Platform teams face tedious operational management challenges when faced with providing infrastructure to application developers extending the construct of namespace sameness to multi-cluster deployments, while also maintaining tenancy, governing cluster resources and cluster configuration without environmental configuration drift. Enterprises will benefit greatly by having clusters across regions and clouds with uniformity for access and resources for application deployment velocity.
In the early days of multi-cloud journey, platform teams made a conscious choice of connecting clouds using traditional firewalls, security controls and routing gear. With the growth of ephemeral application infrastructure and service to service communication paradigm in microservices, building network paths inside of the Kubernetes environment suits the agility needed for services and automation needed for deployment speed.
Traditional Kubernetes networking is no small feat which we have been deploying for years. While we are used to defining domains and firewalls at places where we need boundaries and control, mapping that in Kubernetes is challenging. “Yes”, you do need additional flexibility beyond the namespace. Having to connect multiple clusters let alone distributing workloads across clouds would need serious planning from NetOps teams.
To effectively govern a multi-cloud environment, a platform which manages across cloud providers is essential. Some of the critical principles include defining guardrails for product teams, policies for security and ability to place application workload on demand across the footprint.
Isolation for enterprise teams:
Each team operates multiple workloads such as services or batch jobs. These workloads frequently need to communicate with each other and have different preferential treatments. Enable isolation for this set of applications by defining sets of compute resources dedicated per team (especially GPU resources).
Single operator for multi-customer enterprise (aka SaaS provider):
B2B software vendors are increasingly providing SaaS based delivery and need tighter isolation from customer A vs. customer B. Today most delivery of such services are done by hard cluster boundaries, thus leading to cluster sprawl.
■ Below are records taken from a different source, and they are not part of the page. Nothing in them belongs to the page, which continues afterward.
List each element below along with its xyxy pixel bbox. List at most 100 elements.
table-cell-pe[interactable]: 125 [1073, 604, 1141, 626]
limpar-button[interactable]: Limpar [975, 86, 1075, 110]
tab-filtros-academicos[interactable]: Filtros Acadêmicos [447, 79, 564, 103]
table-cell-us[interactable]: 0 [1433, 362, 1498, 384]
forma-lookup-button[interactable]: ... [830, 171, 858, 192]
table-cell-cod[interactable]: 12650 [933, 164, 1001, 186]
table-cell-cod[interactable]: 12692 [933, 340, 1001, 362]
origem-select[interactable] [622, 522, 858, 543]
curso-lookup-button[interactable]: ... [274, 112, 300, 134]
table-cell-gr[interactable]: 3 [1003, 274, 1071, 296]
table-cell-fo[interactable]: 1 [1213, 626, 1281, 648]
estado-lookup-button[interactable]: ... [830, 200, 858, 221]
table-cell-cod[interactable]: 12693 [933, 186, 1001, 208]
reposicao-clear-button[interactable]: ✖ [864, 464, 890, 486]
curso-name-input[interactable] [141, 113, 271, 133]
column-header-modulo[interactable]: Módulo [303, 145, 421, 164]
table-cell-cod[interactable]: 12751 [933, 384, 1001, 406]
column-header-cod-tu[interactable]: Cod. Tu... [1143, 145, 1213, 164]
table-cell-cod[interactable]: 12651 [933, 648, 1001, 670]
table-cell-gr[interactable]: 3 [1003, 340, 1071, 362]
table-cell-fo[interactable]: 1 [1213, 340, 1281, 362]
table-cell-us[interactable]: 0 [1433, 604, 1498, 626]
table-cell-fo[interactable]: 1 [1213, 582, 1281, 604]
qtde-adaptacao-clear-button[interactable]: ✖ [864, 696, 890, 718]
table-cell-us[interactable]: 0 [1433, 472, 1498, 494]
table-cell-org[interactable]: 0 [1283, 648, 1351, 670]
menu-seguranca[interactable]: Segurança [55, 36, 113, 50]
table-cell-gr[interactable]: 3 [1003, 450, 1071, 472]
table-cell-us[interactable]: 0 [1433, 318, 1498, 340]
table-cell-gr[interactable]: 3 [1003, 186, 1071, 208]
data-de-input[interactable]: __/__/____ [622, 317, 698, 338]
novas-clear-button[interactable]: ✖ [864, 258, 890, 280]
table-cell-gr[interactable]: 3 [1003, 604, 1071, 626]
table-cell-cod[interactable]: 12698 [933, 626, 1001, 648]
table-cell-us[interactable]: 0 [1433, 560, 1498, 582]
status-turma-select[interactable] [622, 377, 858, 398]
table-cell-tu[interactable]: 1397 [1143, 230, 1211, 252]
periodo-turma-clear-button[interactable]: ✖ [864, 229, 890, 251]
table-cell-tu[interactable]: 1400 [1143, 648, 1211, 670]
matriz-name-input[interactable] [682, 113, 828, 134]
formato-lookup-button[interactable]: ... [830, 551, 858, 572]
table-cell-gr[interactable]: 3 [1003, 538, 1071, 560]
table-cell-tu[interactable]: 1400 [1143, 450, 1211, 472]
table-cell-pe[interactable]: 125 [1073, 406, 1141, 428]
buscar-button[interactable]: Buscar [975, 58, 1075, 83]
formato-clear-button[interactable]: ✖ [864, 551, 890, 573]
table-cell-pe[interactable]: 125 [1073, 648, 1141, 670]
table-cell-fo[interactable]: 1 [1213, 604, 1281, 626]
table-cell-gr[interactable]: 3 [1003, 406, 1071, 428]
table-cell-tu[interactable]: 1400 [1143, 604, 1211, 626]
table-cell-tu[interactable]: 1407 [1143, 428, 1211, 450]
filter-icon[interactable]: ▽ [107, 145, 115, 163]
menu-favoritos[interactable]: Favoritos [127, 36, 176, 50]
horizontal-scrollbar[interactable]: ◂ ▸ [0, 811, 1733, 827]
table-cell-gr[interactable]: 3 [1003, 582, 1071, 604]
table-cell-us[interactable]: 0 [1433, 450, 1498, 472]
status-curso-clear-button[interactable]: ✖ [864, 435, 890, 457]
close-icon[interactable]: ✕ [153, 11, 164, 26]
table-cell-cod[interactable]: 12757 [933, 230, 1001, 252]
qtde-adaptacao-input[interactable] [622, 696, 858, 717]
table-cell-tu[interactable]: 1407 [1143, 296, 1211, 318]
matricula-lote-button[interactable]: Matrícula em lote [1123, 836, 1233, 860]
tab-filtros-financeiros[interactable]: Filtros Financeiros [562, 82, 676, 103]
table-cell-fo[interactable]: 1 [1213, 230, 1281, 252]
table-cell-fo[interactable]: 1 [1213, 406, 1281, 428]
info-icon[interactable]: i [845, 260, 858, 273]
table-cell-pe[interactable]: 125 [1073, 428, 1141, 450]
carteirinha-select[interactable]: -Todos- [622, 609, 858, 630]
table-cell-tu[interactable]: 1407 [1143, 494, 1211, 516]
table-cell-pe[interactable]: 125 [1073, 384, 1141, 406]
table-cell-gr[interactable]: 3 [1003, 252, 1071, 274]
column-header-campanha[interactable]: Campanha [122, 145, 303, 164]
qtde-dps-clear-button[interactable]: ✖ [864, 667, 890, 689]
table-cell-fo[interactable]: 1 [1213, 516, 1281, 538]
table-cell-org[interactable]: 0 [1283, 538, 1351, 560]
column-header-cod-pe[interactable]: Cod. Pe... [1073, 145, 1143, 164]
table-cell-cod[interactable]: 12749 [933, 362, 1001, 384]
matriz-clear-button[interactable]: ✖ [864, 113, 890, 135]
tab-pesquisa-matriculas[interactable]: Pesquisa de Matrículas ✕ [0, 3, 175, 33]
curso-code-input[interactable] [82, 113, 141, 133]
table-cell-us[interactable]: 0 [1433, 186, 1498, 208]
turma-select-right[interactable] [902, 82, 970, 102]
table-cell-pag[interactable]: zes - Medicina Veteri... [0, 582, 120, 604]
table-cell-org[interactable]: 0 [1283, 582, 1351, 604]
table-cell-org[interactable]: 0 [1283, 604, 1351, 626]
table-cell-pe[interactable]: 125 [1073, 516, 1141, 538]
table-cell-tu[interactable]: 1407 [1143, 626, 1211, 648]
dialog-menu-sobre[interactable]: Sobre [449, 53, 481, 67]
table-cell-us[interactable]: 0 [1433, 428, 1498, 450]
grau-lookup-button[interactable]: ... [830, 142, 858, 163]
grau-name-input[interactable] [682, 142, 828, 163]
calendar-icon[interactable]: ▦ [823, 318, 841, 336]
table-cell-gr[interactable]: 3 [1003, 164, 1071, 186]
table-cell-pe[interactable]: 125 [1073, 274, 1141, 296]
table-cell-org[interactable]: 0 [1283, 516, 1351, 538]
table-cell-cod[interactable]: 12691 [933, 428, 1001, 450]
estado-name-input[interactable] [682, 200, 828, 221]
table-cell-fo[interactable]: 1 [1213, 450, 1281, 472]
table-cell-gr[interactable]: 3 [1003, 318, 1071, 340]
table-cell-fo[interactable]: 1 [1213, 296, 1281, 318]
Cost Optimization and operational efficiency are critical considerations.
Case for Hybrid:
Enterprises who have a data centric application in a datacenter and would like to keep data in the datacenter for compliance reasons need a hybrid/multi-cloud environment.
As per Flexera 2021 State of the cloud report and summarized by Accenture, 31% of enterprises are looking for hybrid solutions for workload bursting (cloud-bursting). Enterprises requiring extra capacity on-demand but need connectivity back to the data store in the datacenter, or certain web properties running in the cloud need to reach back to the datacenter for database access.
76% of companies are adopting multi cloud and hybrid cloud approaches – according to a report by Jean Atelsek @ 451 Research. A similar survey from Accenture, 45% of enterprises responded, ‘Data integration between clouds’ as one of the use cases for multi cloud architecture. Thus, a robust platform that supports and scales multi and hybrid cloud deployment patterns, easily and securely, is the need of the hour for enterprises.